French voucher firm 'Sodhexo' plans to pay refugees in Britain
34p an hour
Martin Bright, home affairs editor. Sunday September 2, 2001,
The Observer
Britain's policy on asylum seekers was engulfed in fresh controversy
last night after a French company behind a new detention centre
was set to be given the go-ahead to pay refugees 34p an hour for
cleaning and cooking.
In a move branded 'inhumane' and akin to forced labour camps in
Communist China, the Government plans to grant the company a unique
opt-out to save staff costs by paying refugees at the centre less
than one-tenth of the minimum wage.
Confidential Home Office documents obtained byThe Observer reveal
that UK Detention Services, a subsidiary of the French catering
conglomerate Sodexho, has been waived the legal obligation to pay
the minimum wage to refugees at a detention camp which will hold
500 people near Heathrow airport when it opens later this month.
The company, which is already being paid millions in taxpayers'
money to run the controversial asylum voucher scheme, stands to
save millions in staff costs by paying about £12 a week to asylum
seekers in effect to run the centre.
But news of the plans last night provoked a furious outcry from
Opposition politicians and charities working with refugees, who
claimed that the Government was creating an underclass of foreigners
who did not enjoy the same human rights as ordinary British citizens.
Norman Baker MP, the Liberal Democrat home affairs spokesman, called
on the Government to scrap the plans immediately. 'This is not the
sort of treatment you would expect in a civilised democracy.
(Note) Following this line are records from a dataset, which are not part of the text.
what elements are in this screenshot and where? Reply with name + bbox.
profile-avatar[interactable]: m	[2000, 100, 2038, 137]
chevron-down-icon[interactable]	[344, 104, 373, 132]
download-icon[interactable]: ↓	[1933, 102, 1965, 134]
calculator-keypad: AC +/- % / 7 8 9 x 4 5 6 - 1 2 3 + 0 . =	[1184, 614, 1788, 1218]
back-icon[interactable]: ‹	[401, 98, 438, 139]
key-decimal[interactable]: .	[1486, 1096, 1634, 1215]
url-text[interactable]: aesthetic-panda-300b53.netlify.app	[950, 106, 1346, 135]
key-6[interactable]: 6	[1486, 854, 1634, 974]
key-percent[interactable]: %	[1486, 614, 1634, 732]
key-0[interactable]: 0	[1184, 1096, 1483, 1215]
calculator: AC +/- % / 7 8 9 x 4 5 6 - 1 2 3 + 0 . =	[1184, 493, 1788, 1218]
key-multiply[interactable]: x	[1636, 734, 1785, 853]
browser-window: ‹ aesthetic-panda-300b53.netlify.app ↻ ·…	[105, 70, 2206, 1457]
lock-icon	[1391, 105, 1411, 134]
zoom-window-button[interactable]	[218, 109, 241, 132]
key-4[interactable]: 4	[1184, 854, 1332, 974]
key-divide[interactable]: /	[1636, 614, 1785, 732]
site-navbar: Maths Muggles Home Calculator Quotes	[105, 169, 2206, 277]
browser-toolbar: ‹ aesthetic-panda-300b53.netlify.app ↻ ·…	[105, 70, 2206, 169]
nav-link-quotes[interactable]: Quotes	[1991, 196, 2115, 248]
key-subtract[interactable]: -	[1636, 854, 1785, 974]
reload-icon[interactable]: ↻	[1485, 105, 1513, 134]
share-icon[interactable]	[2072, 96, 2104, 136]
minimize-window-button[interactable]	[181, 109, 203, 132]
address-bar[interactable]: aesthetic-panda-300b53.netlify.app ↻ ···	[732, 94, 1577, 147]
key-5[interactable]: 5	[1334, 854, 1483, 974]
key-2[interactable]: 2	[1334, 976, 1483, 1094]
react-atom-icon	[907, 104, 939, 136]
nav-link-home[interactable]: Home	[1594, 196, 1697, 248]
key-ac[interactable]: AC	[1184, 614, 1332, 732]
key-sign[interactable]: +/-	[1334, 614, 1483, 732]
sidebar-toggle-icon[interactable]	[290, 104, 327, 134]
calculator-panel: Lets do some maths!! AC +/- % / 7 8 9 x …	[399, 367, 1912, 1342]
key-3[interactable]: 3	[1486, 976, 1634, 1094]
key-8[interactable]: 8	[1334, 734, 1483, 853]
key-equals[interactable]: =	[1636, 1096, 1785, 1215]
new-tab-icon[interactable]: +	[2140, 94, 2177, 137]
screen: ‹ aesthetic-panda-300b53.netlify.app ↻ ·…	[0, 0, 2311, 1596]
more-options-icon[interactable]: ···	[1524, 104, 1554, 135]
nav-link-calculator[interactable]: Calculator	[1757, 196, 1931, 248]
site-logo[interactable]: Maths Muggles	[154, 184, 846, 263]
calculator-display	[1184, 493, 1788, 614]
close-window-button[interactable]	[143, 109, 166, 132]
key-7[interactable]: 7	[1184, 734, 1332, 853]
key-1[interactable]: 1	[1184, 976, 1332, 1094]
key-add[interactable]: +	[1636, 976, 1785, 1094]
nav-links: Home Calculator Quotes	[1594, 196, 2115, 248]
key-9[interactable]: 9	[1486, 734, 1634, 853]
This
is like the Chinese or Soviet gulags. If they [the Government] have
any shame left this will be scrapped within 24 hours.'
He said that if asylum seekers were allowed to work they should
be paid the minimum wage. 'It is a disgrace that the Government
is prepared to pay millions to a company that is prepared to exploit
asylum seekers in such a cruel manner.'
Sally Price, a spokeswoman for Refugee Action, a charity involved
in helping asylum seekers, condemned the plans as inhumane. 'The
only people who stand to benefit from this are Sodexho,' she said.
'This is nothing short of slave labour.'
A spokesman for the National Coalition of Anti-Deportation Campaigns
said: 'Why is the Home Office pouring millions of pounds into Sodexho?
They would be better off spending the money on decent reception
centres for new arrivals and providing facilities to make them welcome
when they are settled in communities.'
The opening of the Harmondsworth centre near Heathrow will be followed
in October by a second high-security detention centre in Yarl's
Wood, near Bedford, with capacity for 900 people. That centre will
be run by Group 4, the private security company. It is not clear
if the company will also be allowed to pay inmates below the minimum
wage.
The Government hopes the two centres will facilitate the deportation
of asylum seekers whose applications have failed. Home Secretary
David Blunkett is thought to have backtracked on plans to scrap
the voucher system, despite intense pressure from trade unions.
Civil servants believe a return to benefits for asylum seekers would
act as a 'pull-factor' to refugees.
However, in an attempt to soften the stigma attached to vouchers,
Sodexho plans to change their name to Welcome Passes (at present
they are called Buy Passes). The chief executive of Sodexho-Pass
International, Ivan Semenoff, said: 'We need to do more to show
asylum seekers they are welcome in your brilliant country.'
The Government has paid the French company £2.6 million since the
beginning of the voucher scheme in April 2000. The Home Office insisted
the contract with Sodexho was covered by commercial confidentiality,
but company accounts reveal that it earned £1.1m in its first year
of operation. Executives at the Paris headquarters of the company
confirmed that the Home Office would pay it £1.5m for this year,
during which time it will have printed and distributed more than
£50m of vouchers.
'It is quite literally a licence to print money,' said Keith Best,
of the Immigration Advisory Service, which provides legal advice
for asylum seekers.
The Refugee Council has advised the Government that its voucher
and dispersal systems are unworkable. But it said the priority should
be to guarantee the human rights of the increasing numbers of asylum
seekers being detained in this country when they had committed no
crime.
'The Government is running a completely inappropriate detention
policy by allowing companies like this to run detention centres.
Asylum seekers are the only people in this country who can be held
indefinitely without charge,' said a spokesman.
An Observer investigation has revealed that dozens
of private companies are set to make fortunes from Britain's asylum
seekers thanks to multi-million-pound Government contracts. These
include multinationals such as Sodexho, which has worldwide business
worth £6bn, and the American penal giant Wackehut, which provides
transport for the Government's asylum dispersal scheme.